Spalsbury v. Wycoff

123 Wash. 691 | Wash. | 1923

Pemberton, J.

This is an action by H. L. Wycoff et al., respondents, against appellants to determine the title to certain city lots in the city of Tacoma. The appellants pleaded color of title as a defense. Judgment was entered in favor of respondent against appellants. Thereafter appellants filed a petition requesting a modification of the judgment, claiming that the attorneys for the appellants, through inadvertence, negligence or ignorance of the law, made the defense of color of title, when the defense should have been that defendants were the owners of the property under a foreclosure of certain special assessments, cause number 2501 in the superior court of Pierce county. Upon the hearing of the petition for modification, the trial court entered the following order denying the petition:

*692“This matter having come regularly before the court upon the petition of Samuel T. Beardsley, one of the defendants hérein, for an order vacating the judgment heretofore entered in this cause and permitting the defendant to offer further testimony to show that the sheriff’s deed issued by the sheriff of Pierce county to Ella M. Buck in cause No. 2501 was a good and valid deed to said property, and was a valid defense to this action, and the court, having heard the argument of counsel and being advised in the premises, is satisfied that said deed issued by the sheriff of Pierce county was a valid defense to said action, inasmuch as the foreclosure of the local assessments alleged therein was made according to law and passed good title, but the court finds that a failure to urge that said foreclosure was legal and passed good title was purely a question of law and not of fact and therefore the court has not the power to vacate the judgment already entered and therefore denies the petition.”

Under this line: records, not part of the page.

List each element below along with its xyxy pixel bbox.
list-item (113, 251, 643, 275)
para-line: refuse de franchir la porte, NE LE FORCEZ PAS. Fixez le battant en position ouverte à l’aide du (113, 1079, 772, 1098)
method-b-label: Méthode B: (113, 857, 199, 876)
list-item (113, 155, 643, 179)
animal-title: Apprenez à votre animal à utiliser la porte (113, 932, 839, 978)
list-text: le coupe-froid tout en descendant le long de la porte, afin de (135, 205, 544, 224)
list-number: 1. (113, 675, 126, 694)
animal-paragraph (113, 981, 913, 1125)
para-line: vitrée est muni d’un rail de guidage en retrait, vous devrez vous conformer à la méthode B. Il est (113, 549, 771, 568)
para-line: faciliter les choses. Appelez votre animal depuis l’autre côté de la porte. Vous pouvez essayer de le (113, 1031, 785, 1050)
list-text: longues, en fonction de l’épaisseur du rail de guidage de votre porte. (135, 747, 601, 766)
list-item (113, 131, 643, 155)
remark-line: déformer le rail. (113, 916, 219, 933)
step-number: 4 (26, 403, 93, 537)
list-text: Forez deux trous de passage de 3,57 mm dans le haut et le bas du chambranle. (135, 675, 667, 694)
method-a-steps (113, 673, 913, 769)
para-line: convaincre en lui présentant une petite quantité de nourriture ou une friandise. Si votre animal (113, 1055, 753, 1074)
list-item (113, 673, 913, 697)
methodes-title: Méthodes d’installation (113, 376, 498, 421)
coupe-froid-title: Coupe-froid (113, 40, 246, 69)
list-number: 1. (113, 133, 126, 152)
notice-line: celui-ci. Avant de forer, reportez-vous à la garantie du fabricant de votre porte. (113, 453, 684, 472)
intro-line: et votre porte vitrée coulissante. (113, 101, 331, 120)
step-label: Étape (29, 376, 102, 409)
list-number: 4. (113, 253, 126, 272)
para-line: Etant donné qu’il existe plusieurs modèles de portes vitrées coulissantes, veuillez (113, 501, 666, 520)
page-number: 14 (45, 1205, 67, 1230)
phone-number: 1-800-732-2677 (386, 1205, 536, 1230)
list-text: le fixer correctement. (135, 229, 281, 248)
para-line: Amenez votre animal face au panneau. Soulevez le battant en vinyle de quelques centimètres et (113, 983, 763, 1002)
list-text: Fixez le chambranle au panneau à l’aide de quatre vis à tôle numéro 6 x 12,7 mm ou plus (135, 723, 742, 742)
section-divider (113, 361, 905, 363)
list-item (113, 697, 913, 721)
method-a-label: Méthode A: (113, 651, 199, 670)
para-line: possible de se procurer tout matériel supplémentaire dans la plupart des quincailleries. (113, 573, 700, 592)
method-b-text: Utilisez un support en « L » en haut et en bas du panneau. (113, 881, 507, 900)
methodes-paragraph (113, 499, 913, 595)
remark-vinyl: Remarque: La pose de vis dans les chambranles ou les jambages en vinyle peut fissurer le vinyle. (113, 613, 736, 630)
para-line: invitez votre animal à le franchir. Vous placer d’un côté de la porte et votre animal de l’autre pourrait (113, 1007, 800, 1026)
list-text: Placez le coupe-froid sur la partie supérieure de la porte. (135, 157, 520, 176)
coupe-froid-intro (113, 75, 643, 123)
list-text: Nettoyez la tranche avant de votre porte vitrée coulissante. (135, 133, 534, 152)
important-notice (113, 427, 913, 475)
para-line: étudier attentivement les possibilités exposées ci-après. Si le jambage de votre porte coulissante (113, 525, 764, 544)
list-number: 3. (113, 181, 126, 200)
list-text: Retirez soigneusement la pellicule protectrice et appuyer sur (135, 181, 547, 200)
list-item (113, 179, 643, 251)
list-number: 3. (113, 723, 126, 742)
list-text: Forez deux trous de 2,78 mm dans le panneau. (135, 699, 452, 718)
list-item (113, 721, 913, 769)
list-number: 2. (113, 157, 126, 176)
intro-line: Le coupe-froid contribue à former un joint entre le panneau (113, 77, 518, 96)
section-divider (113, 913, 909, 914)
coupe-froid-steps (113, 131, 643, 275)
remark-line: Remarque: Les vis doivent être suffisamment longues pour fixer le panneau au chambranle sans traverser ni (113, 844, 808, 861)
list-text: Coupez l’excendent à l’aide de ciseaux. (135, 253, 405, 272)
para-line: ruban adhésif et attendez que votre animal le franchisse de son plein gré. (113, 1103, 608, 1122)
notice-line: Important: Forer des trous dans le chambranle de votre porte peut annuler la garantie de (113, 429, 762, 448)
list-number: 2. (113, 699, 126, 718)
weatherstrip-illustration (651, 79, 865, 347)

The only question involved in this appeal is whether or not a mistake at law can be corrected by motion in the superior court under our statute for the vacation of a decree or judgment, or is a party required to appeal in order to have such mistake or error at law reviewed.

It seems that the records and files in the tax foreclosure cause number 2501 were an exhibit in the case at the trial and the court should have, as a matter of law, decided the case in favor of the respondents. Since it was a mistake or error at law and not mistake of fact, the exclusive remedy of appellants, under the law of this state, is by appeal and not by motion after the period has expired within which a motion for new trial may be filed. It would not seem necessary to review the authorities in support of this rule. The case of In re Jones’ Estate, 116 Wash. 424, 199 Pac. 734, and authorities cited therein, seems to have settled *693this question and follows the rule in 1 Black, Judgments (2d ed.), § 329, as follows:

“The power to vacate judgments, on motion, is confined to cases in which the ground alleged is something extraneous to the action of the court or goes only to the question of the regularity of its proceedings. It is not intended to be used as a means for the court to review or revise its own final judgments, or to correct any errors of law into which it may have fallen. That a judgment is erroneous as a matter of law is ground for an appeal, writ of error, or certiorari, according to the case, but it is no ground for setting aside the judgment on motion.”

The legislatures in some of the states have changed this rule, permitting the vacation of a judgment for a mistake of law as well as a mistake of fact. Cal. Civ. Code, §1576; Douglass v. Todd, 96 Cal. 655, 31 Pac. 623, 31 Am. St. 247. This, however, is not the law of this state.

The judgment of the trial court must be affirmed.

Main, C. J., Fullerton, and Tolman, JJ., concur.